|Wow, that was quick.|
I just received the following email from David Buckna, who I think is probably also the anonymous commenter from my previous post about creationism. [Edit: Nope, apparently it wasn't him.]
Subject: Evolution: The Creation Myth of Our Culture
Programmers utilized complex codes to create software. The genetic code, which is more sophisticated, controls the physical processes of life and is accompanied by elaborate transmission and duplication systems.
How does evolution, using natural processes and chance, solve the problem of complex information sequencing without intelligence?
My first question is this: In what way is the genetic code "more sophisticated" than, say, C++ or SmallTalk or Python or MATLAB? (Okay, I'll grant you MATLAB.)
The theory of evolution proposes that mutations (insertions, deletions, changes) to the genetic "code" are acted upon by natural selection. Those that are advantageous are more likely to be passed on to the next generation.

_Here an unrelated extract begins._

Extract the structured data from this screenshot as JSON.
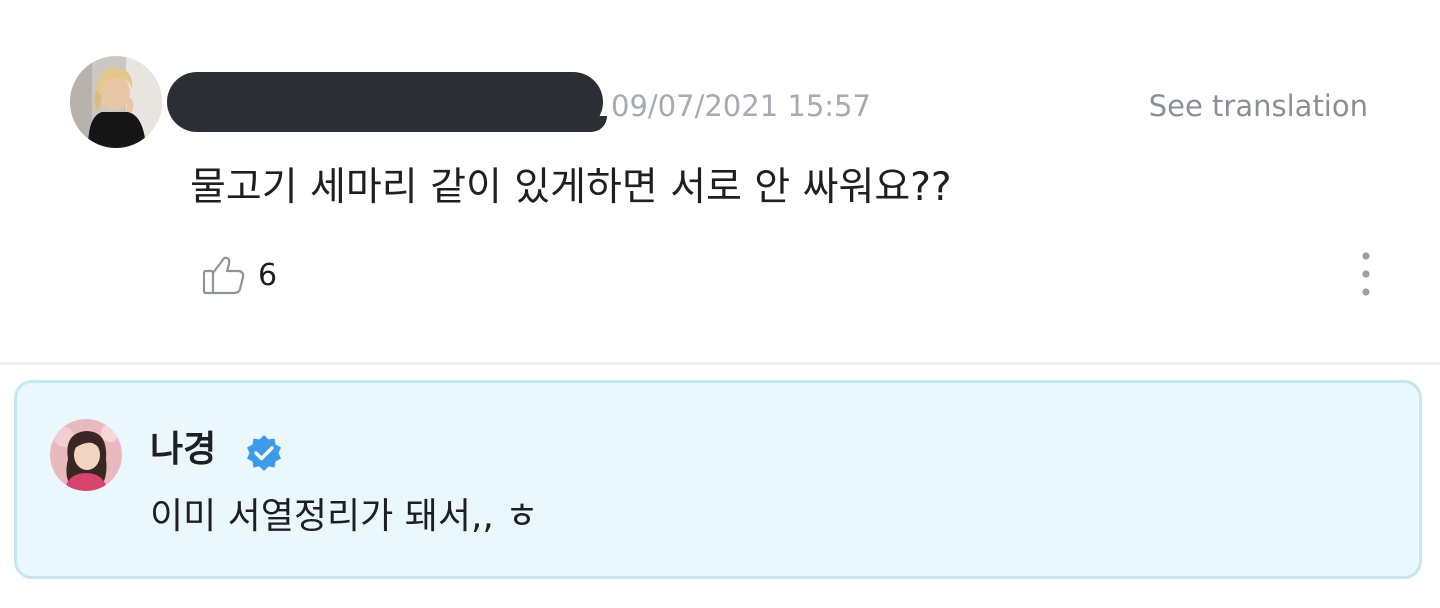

It's important to keep in mind that this code is does not constitute information in any abstract or absolute sense; it only constitutes a "code" in the context of the biological processes involved in reading and replicating it.
Similarly, the code "buffer = ( char* ) malloc ( i + 1 );" is meaningful in the context of C but meaningless in the context of Java. If C had never been invented, that code segment would be gibberish. And here's the important bit: genetic "code" (e.g., "ATA CTG") outside of the context of DNA is also meaningless gibberish.
I recognise that Buckna's question was probably disingenuous: he's not looking for an answer; he's looking to play "stump the evolutionist". But it's possible that others may learn when proponents of science respond to his ramblings.
It's interesting to note that this is probably also the same creationist who attempted to insert his propaganda into Jeff Proling's Dinosauria On-Line. The story is enlightening. He's also been trolling PZ Myers and the folks at Radio Freethinker, so I'm in good company.
Addendum (11 July 2011): After the 40+ comments that this response has garnered so far, it occurs to me that I should make a few things clear.
The original question that was posed to me ("How does evolution, using natural processes and chance, solve the problem of complex information sequencing without intelligence?") should be better addressed to an evolutionary biologist. I briefly addressed some of the premises of Buckna's argument from the perspective of a software developer, but I'm no expert in evolution, nor have I ever claimed to be. It seems to me that the combination of random variation and selection adequately explains increasing information content over time (as can be trivially demonstrated via computer simulation).
But let's suppose for a moment that the answer was, "I don't know. I don't know how evolution accounts for that." So what? The argument "Since evolution can't explain X, creationism is true!" is fallacious. I'm told that there was a time before we understood how electrostatic discharges worked (although I wasn't there). However, to assert that since science couldn't explain lightning it therefore must have been a manifestation of Zeus' divine will would be to appeal to a god of the gaps.
The evidence for special creation is non-existent, while the evidence for evolution is legion. (Look here if you'd like some examples.) That said, even if there were no convincing evidence for evolution, or if all evidence for evolution were convincingly falsified, that would not somehow make special creation a plausible alternative hypothesis—to promote this idea is to commit the fallacy of the false dilemma. Critiquing evolution does provide evidence for the creationist position.
If your only means of supporting your position is to attempt to poke holes in the position of your opponents, you demonstrate that your own position is untenable. Please present evidence for your position.